P.A.D. occurs when plaque builds up in the arteries, causing them to harden and narrow, which is also known as atherosclerosis. Dr. Steven B. Laster, Board Certifies Interventional Cardiologist with Cardiovascular Consultants of St. Luke's Mid America Heart Institute, explains what causes P.A.D. and what steps you can take to prevent it.
Peripheral arterial disease refers to blockages away from the heart due to fatty build up or atherosclerosis.

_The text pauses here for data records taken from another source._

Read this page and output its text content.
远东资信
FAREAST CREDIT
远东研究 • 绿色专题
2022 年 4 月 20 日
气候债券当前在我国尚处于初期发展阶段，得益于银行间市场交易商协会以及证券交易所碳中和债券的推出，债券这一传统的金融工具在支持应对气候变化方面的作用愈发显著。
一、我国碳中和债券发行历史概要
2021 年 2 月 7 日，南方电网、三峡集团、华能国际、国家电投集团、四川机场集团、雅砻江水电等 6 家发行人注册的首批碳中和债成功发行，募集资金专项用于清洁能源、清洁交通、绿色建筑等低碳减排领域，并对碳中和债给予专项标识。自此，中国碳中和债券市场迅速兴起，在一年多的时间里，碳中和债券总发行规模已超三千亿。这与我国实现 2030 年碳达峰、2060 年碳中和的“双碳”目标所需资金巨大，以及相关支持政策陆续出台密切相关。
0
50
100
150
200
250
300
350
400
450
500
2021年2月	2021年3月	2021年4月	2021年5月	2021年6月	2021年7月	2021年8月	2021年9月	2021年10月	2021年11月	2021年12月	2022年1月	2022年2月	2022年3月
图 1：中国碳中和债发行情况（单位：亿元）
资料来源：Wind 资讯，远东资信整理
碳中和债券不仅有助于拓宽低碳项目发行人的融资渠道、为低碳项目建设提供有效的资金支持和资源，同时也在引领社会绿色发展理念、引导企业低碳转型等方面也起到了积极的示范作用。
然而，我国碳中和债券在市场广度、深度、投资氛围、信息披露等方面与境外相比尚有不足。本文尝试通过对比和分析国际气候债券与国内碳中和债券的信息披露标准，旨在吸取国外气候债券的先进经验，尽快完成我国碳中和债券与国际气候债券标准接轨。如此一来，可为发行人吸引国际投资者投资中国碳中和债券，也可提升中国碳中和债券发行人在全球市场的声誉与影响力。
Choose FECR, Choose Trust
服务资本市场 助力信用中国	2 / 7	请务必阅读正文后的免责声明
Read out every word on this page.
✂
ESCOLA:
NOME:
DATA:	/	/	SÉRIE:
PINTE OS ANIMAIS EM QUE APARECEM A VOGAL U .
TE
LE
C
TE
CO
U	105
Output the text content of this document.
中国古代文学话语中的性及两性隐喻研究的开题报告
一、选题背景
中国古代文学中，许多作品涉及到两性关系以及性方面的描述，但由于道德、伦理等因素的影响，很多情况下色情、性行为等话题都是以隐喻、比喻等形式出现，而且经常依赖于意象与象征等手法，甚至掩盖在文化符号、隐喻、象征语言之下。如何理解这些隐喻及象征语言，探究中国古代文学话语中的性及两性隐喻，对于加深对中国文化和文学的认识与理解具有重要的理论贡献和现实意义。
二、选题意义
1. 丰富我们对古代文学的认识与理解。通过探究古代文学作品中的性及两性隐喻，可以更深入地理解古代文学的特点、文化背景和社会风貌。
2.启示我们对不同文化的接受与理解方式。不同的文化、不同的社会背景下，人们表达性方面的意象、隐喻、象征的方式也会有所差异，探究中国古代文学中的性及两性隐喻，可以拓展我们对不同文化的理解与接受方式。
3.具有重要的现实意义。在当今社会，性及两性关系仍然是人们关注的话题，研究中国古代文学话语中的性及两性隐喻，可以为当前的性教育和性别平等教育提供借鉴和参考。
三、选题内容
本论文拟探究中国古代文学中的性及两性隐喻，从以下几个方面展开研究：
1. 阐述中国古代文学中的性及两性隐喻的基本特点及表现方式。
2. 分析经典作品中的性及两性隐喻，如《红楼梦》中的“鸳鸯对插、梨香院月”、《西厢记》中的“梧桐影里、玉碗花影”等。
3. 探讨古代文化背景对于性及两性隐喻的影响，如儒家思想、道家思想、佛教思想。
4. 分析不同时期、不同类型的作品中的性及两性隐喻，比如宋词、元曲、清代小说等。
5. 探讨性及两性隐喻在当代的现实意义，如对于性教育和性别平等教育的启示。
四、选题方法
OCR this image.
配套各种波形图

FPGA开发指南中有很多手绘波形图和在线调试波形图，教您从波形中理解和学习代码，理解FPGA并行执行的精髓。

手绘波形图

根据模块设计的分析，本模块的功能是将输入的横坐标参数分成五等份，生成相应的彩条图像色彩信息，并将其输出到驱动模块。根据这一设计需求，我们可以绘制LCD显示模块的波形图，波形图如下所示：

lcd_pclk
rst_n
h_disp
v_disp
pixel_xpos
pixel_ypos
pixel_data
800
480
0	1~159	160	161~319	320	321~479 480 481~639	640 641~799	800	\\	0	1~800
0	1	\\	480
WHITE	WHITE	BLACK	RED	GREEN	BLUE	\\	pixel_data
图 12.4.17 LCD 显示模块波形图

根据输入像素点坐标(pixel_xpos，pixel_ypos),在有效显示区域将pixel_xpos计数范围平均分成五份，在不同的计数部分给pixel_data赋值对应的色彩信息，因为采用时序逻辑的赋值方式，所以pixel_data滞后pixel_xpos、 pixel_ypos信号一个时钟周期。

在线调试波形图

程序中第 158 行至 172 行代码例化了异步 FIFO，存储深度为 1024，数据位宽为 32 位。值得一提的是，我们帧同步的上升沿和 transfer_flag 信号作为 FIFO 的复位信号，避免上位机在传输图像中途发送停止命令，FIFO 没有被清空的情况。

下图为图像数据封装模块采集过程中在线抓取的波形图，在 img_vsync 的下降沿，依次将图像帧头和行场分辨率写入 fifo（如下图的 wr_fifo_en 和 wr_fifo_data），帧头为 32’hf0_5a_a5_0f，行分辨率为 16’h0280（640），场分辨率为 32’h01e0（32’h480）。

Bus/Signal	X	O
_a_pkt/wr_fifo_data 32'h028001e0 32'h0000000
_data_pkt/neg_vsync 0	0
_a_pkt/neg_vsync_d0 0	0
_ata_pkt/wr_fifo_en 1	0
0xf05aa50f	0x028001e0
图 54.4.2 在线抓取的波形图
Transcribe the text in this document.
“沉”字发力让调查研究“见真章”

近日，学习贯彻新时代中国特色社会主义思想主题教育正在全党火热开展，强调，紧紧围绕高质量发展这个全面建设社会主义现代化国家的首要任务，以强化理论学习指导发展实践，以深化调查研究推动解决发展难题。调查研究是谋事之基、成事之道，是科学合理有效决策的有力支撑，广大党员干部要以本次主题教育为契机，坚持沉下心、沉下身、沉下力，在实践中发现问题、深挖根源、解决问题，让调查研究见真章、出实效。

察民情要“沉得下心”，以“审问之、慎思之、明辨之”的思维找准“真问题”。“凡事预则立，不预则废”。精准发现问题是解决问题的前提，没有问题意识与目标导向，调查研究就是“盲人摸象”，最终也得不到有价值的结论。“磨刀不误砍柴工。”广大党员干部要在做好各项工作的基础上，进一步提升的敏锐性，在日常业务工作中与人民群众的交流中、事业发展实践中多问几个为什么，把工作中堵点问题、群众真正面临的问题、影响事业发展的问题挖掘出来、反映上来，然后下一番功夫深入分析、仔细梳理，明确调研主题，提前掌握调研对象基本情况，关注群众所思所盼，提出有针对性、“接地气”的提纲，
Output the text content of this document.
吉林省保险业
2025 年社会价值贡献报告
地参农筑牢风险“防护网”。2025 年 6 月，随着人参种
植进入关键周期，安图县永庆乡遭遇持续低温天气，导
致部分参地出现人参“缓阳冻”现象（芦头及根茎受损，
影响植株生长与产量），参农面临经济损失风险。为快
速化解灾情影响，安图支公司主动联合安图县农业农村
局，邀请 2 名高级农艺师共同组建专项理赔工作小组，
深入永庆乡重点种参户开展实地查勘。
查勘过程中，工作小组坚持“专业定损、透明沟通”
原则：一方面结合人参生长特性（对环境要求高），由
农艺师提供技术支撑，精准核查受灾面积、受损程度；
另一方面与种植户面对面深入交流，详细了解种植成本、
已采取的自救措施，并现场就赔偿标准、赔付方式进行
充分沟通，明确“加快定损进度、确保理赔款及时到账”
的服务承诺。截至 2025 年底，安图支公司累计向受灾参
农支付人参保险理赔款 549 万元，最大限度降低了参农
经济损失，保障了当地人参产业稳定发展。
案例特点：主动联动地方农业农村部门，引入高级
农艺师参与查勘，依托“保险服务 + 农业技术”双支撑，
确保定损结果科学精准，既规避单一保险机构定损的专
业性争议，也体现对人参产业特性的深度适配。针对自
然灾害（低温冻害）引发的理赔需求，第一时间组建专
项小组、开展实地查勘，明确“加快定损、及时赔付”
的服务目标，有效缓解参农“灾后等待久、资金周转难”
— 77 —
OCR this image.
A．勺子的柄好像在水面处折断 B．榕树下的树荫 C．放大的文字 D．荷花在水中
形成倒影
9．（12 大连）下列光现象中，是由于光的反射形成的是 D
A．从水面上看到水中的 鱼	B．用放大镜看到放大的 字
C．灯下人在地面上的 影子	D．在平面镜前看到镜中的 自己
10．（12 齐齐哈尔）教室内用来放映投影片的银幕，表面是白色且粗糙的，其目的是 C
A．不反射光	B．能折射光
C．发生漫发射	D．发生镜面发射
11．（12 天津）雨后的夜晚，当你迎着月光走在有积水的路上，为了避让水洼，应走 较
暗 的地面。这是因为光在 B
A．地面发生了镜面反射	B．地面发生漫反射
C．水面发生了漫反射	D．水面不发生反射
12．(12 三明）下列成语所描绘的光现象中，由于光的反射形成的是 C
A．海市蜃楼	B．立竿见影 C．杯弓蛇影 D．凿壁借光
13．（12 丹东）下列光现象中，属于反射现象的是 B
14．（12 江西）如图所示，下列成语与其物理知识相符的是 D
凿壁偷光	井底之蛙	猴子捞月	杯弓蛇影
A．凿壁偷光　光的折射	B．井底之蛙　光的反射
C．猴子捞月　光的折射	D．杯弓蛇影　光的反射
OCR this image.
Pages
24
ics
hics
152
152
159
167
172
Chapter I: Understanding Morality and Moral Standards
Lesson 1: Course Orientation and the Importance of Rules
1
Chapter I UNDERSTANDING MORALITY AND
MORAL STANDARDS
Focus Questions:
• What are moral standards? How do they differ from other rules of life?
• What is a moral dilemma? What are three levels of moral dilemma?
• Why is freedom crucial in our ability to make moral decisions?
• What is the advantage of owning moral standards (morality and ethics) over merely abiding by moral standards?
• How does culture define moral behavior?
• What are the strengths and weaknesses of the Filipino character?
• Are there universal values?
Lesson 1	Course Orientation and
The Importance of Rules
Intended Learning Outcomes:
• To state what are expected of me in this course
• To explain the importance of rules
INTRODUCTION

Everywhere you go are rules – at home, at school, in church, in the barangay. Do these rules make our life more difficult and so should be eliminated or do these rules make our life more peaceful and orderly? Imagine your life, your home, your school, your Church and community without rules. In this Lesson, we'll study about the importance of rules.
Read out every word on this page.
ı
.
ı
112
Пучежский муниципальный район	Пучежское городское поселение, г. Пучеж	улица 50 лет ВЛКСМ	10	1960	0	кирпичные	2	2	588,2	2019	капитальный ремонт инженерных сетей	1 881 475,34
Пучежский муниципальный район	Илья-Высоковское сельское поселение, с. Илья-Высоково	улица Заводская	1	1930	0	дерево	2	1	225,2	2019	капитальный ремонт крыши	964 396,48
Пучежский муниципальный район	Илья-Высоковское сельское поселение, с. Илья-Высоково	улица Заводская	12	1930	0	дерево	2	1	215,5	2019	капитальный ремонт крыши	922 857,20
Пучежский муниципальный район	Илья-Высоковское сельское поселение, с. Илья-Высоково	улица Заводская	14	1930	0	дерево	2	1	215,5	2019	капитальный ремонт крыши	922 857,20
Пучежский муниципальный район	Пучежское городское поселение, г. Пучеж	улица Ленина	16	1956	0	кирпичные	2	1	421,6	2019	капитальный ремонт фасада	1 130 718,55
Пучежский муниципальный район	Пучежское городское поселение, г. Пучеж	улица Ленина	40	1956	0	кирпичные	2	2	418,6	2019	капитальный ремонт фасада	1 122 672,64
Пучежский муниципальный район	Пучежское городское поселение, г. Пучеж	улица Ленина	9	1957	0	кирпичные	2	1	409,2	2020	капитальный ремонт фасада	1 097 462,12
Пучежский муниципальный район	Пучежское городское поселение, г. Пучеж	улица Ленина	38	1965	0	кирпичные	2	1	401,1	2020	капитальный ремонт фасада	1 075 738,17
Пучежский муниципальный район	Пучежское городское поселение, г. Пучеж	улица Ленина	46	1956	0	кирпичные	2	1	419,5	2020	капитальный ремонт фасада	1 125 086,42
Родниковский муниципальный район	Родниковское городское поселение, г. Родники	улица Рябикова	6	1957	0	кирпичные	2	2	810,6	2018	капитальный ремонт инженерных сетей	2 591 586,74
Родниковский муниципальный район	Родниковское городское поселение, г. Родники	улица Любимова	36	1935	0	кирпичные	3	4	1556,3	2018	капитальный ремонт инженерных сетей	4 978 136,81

P.A.D. is often referred to with regards with lower extremity P.A.D. which involves blockages in the arteries in the leg.
P.A.D will often have no symptoms, however, one symptom is Claudication. Claudication is discomfort n the calf muscle or hip that occurs while walking. This occurs when muscles do not get enough blood due to a lack of oxygen and begin aching. In severe cases, patients can risk loosing their lower extremities due to this lack of blood flow. Some of the risk factors of P.A.D. are smoking, diabetes, high cholesterol, high blood pressure, and a family history of vascular disease.
One important reason for being screened for P.A.D is that it can help to determine if you have atherosclerosis, a body wide process of plaque build up. P.A.D can be diagnosed very easily, by simply feeling the pulses within the leg. There is also a test called the Ankle Brachial Index (ABI) which measure the ratio of blood pressure in your legs compared to your arm. Other tests that can be done include MRIs, Color Duplex Ultrasonography, Peripheral CTA, and Magnetic Resins Antigrams (MRA).
The most important way to treat P.A.D. includes the elimination of smoking and lowering of cholesterol. In order to treat Claudication you should immediately begin a walking program. If necessary, a patient maybe offered to undergo angioplasty or stenting in order to open up the blockage in the artery in the leg. In some cases, bypass surgery can be performed if angioplasty and stenting is not possible.